Findings the benchmark surfaced

  1. Context must be provisioned per-request, not total. A first run showed xserv 20.0% vs llama.cpp 3.3% on AIME — an artifact: llama.cpp divides total -c across --parallel slots, so -c 4096 --parallel 4 gave each request only 1024 tokens, truncating long AIME solutions before the boxed answer (capped at ~940 generated tokens). GSM8K (~280 tokens) was unaffected, which is how we caught it. Fixed: per-slot context = max_seq_len (total -c = max_seq_len × parallel). After the fix, AIME is at parity (above).

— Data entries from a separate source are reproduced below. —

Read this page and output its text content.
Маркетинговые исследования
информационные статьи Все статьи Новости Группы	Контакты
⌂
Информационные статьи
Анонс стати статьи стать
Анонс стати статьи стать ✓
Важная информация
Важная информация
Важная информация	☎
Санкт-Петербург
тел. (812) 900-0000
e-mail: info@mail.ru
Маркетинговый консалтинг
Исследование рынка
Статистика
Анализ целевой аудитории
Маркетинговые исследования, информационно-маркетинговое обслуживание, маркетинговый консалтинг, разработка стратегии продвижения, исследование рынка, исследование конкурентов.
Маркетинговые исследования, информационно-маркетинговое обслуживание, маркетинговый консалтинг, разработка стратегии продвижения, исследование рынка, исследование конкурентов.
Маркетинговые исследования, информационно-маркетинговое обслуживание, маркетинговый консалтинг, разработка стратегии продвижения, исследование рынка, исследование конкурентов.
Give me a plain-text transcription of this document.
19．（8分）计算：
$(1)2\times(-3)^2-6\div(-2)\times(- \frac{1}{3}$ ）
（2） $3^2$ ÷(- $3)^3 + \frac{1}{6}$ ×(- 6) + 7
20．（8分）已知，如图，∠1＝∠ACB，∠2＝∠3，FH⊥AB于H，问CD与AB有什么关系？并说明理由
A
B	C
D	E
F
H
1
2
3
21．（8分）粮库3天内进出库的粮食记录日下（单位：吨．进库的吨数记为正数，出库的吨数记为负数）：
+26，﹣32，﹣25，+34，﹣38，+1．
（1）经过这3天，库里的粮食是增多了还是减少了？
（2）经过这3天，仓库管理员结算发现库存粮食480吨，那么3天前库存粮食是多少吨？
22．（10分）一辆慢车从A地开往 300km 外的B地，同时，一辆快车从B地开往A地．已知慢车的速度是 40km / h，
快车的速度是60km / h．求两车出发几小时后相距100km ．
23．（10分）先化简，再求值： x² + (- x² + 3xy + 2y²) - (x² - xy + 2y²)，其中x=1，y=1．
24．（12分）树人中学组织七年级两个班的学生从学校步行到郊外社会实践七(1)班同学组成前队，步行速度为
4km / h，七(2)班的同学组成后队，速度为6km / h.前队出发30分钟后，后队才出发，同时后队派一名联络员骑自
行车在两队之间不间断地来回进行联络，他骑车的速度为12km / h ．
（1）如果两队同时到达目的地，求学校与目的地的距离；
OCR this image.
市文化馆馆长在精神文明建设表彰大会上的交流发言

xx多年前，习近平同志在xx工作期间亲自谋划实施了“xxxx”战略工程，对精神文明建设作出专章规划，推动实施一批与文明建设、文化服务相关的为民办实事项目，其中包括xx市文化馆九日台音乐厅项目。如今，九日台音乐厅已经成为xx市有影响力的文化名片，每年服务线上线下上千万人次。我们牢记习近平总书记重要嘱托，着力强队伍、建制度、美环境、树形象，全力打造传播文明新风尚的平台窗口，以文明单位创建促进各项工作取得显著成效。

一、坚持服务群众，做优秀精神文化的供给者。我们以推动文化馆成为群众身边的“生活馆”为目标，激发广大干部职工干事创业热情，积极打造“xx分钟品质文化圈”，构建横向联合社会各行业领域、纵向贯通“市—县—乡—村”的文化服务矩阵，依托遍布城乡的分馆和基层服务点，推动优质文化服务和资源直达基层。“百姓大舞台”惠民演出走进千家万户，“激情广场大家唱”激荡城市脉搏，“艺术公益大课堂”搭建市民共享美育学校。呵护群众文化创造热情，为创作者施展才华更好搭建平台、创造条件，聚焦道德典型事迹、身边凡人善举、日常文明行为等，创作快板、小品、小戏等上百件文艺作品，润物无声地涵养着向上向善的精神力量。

  2. xserv OOMs at --max-seq-len 8192 + --max-batch 4. xserv eagerly pre-allocates its paged-KV pool (~9GB at 8192) on top of the 16GB weights, exceeding 32GB at startup; llama.cpp allocates KV lazily and fits 8192. The comparison above runs at 4096 (xserv peaks ~28GB). Tracked as a follow-up.
  3. xserv decode is not run-to-run deterministic. The same greedy (temp 0) AIME config produced 6/30 then 7/30 across runs — non-deterministic CUDA reductions flip an argmax over long (~2400-token) generations. Harmless for serving, but it explains why long-sequence accuracy wobbles by a problem.

Raw artifacts (per-request timings, per-problem prediction/gold) are written to bench-out/ as comparison-<stamp>.{md,json} (gitignored).